Downes llegó justo cuando se iba el médico. Entre los dos explicamos mi situación al policía canoso y al joven. Aparecieron dos individuos con bolsas para cadáveres y estudiamos los cuerpos antes de que se los llevaran. Saqué mis retratos robot y ambos figuraban en los dibujos. Ninguno de los dos superaba los treinta años ni llegaría a cumplirlos.

Downes observó el retrato robot y al joven caído y asintió con la cabeza.

– ¿Cuánto le pagan por él?

– Veinticinco mil dólares.

– ¿Qué puede comprar con esa suma en su país?

– La mitad de un coche.

– ¿De un coche de lujo?

– No.

Downes volvió a mirar al muchacho. Llevaba el pelo rubio largo y tenía las uñas recién cortadas y limpias. Sus manos inmóviles se veían muy vulnerables.

– La mitad de un coche barato -comentó Downes.

– Me tendió una emboscada -dije-. Yo no estaba al acecho de ninguno de los dos.

– ¡Ni que lo diga!

– Venga, Downes, ¿me cree capaz de actuar así?

El inspector se encogió de hombros.
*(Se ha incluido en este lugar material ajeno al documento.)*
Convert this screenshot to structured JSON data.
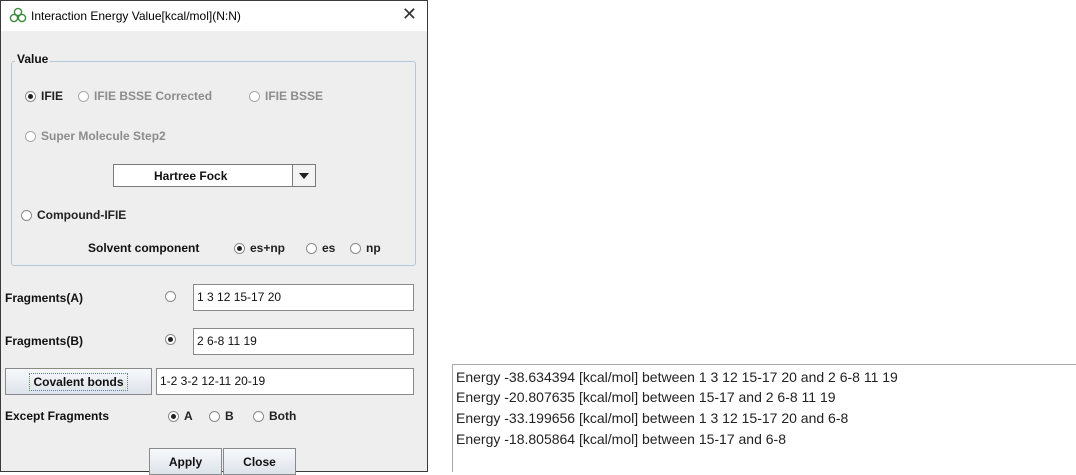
{
  "dialog": {
    "title": "Interaction Energy Value[kcal/mol](N:N)",
    "close_glyph": "✕",
    "app_icon": "flower-icon"
  },
  "value_group": {
    "title": "Value",
    "options_row1": [
      {
        "label": "IFIE",
        "selected": true,
        "enabled": true
      },
      {
        "label": "IFIE BSSE Corrected",
        "selected": false,
        "enabled": false
      },
      {
        "label": "IFIE BSSE",
        "selected": false,
        "enabled": false
      }
    ],
    "super_molecule": {
      "label": "Super Molecule Step2",
      "selected": false,
      "enabled": false
    },
    "method_select": {
      "value": "Hartree Fock"
    },
    "compound_ifie": {
      "label": "Compound-IFIE",
      "selected": false
    },
    "solvent": {
      "label": "Solvent component",
      "options": [
        {
          "label": "es+np",
          "selected": true
        },
        {
          "label": "es",
          "selected": false
        },
        {
          "label": "np",
          "selected": false
        }
      ]
    }
  },
  "fragments_a": {
    "label": "Fragments(A)",
    "selected": false,
    "value": "1 3 12 15-17 20"
  },
  "fragments_b": {
    "label": "Fragments(B)",
    "selected": true,
    "value": "2 6-8 11 19"
  },
  "covalent": {
    "button_label": "Covalent bonds",
    "value": "1-2 3-2 12-11 20-19"
  },
  "except": {
    "label": "Except Fragments",
    "options": [
      {
        "label": "A",
        "selected": true
      },
      {
        "label": "B",
        "selected": false
      },
      {
        "label": "Both",
        "selected": false
      }
    ]
  },
  "buttons": {
    "apply": "Apply",
    "close": "Close"
  },
  "output": {
    "lines": [
      "Energy  -38.634394 [kcal/mol] between 1 3 12 15-17 20  and 2 6-8 11 19",
      "Energy  -20.807635 [kcal/mol] between 15-17  and 2 6-8 11 19",
      "Energy  -33.199656 [kcal/mol] between 1 3 12 15-17 20  and 6-8",
      "Energy  -18.805864 [kcal/mol] between 15-17  and 6-8"
    ]
  }
}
Contemplaba los restos de talco que aún quedaban delante de la puerta. El suelo de la habitación estaba lleno de huellas blancas incompletas.
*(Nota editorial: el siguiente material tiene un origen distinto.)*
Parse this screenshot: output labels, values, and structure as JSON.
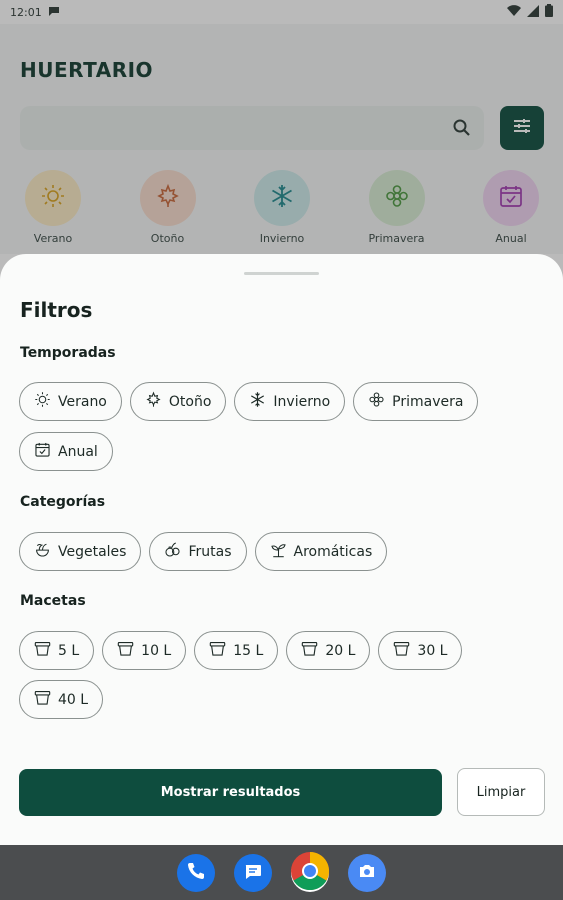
{
  "status_bar": {
    "time": "12:01"
  },
  "app": {
    "title": "HUERTARIO",
    "seasons": [
      {
        "label": "Verano",
        "icon": "sun-icon",
        "bg": "#fbeac4",
        "color": "#d9a21c"
      },
      {
        "label": "Otoño",
        "icon": "maple-leaf-icon",
        "bg": "#f8dccd",
        "color": "#c9673a"
      },
      {
        "label": "Invierno",
        "icon": "snowflake-icon",
        "bg": "#cdeaea",
        "color": "#1f8a8e"
      },
      {
        "label": "Primavera",
        "icon": "flower-icon",
        "bg": "#d8ecd3",
        "color": "#4d9a42"
      },
      {
        "label": "Anual",
        "icon": "calendar-check-icon",
        "bg": "#efd3f1",
        "color": "#a23ab1"
      }
    ]
  },
  "sheet": {
    "title": "Filtros",
    "seasons_title": "Temporadas",
    "season_chips": [
      {
        "label": "Verano",
        "icon": "sun-icon"
      },
      {
        "label": "Otoño",
        "icon": "maple-leaf-icon"
      },
      {
        "label": "Invierno",
        "icon": "snowflake-icon"
      },
      {
        "label": "Primavera",
        "icon": "flower-icon"
      },
      {
        "label": "Anual",
        "icon": "calendar-check-icon"
      }
    ],
    "categories_title": "Categorías",
    "category_chips": [
      {
        "label": "Vegetales",
        "icon": "vegetables-icon"
      },
      {
        "label": "Frutas",
        "icon": "fruits-icon"
      },
      {
        "label": "Aromáticas",
        "icon": "sprout-icon"
      }
    ],
    "pots_title": "Macetas",
    "pot_chips": [
      {
        "label": "5 L",
        "icon": "pot-icon"
      },
      {
        "label": "10 L",
        "icon": "pot-icon"
      },
      {
        "label": "15 L",
        "icon": "pot-icon"
      },
      {
        "label": "20 L",
        "icon": "pot-icon"
      },
      {
        "label": "30 L",
        "icon": "pot-icon"
      },
      {
        "label": "40 L",
        "icon": "pot-icon"
      }
    ],
    "primary_button": "Mostrar resultados",
    "secondary_button": "Limpiar"
  },
  "colors": {
    "brand": "#0e4d3e",
    "scrim": "rgba(40,40,40,0.32)"
  },
  "dock": [
    {
      "icon": "phone-icon",
      "color": "#1a73e8"
    },
    {
      "icon": "messages-icon",
      "color": "#1a73e8"
    },
    {
      "icon": "chrome-icon",
      "color": "#ffffff"
    },
    {
      "icon": "camera-icon",
      "color": "#4a8af4"
    }
  ]
}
– Entalcó el suelo de la habitación antes de salir -afirmó.

– Así es.

– ¿Y si uno de ellos no hubiera dejado huellas?

– Habría abierto la puerta con suma lentitud y cuidado, y revisado el suelo antes de entrar -respondí.

– Pero los esperó fuera. Abrió la puerta de par en par y esperó en el pasillo hasta que ellos decidieron actuar.

– Sí.

– Hay que reconocer que es usted bastante audaz.
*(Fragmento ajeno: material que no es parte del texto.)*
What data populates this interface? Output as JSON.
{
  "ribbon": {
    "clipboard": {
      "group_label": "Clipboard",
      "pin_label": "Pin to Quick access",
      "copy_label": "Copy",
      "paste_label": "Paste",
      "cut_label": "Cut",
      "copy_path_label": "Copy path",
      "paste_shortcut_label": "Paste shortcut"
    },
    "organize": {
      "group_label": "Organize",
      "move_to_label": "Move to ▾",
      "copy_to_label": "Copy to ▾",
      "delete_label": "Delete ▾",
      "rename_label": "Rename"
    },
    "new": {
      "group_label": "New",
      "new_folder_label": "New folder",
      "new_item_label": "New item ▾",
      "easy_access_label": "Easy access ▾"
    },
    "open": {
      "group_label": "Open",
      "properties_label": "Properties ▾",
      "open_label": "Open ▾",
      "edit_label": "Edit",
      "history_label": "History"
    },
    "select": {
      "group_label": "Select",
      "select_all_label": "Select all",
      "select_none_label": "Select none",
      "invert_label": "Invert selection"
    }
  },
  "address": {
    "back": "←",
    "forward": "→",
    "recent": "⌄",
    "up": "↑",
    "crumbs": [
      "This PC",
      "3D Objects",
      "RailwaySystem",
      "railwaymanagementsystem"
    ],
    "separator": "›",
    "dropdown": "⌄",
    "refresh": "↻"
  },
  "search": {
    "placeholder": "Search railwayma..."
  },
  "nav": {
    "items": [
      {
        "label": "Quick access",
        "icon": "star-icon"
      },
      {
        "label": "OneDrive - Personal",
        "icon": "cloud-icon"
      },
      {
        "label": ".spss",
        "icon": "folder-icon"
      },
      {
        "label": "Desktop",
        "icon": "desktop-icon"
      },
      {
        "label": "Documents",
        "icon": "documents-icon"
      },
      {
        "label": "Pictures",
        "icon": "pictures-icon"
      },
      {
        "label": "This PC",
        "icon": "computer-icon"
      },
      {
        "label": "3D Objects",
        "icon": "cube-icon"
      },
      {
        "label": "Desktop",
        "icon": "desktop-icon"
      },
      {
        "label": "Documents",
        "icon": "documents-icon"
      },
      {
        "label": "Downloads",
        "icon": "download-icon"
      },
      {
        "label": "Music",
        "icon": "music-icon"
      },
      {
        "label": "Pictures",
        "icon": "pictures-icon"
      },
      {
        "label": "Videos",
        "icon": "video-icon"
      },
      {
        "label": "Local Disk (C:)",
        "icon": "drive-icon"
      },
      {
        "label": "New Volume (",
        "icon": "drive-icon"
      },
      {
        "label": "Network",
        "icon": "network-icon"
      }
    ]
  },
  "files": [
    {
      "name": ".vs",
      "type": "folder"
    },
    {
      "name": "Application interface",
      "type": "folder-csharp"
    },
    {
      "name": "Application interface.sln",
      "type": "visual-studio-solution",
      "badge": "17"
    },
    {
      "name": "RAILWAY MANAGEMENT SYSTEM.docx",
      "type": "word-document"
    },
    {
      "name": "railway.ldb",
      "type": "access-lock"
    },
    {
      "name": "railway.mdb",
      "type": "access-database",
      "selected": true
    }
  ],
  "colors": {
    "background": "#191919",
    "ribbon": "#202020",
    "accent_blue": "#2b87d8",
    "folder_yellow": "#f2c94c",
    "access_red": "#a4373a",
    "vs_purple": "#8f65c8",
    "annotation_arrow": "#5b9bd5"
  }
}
– Yo lo definiría exactamente con la misma palabra.

– El problema consiste en que no podemos permitir que pasee por Londres abatiendo al azar a presuntos anarquistas y cobrando la recompensa -opinó Downes.

– No es ése mi plan, Downes. No me dedico a disparar contra aquellos que no es necesario. He venido a cumplir un trabajo que hay que hacer y que ustedes están demasiado ocupados para terminar. Recuerde que estos dos desgraciados intentaron matarme. No los abatí porque fueran presuntos anarquistas, sino para impedir que me hicieran el viaje.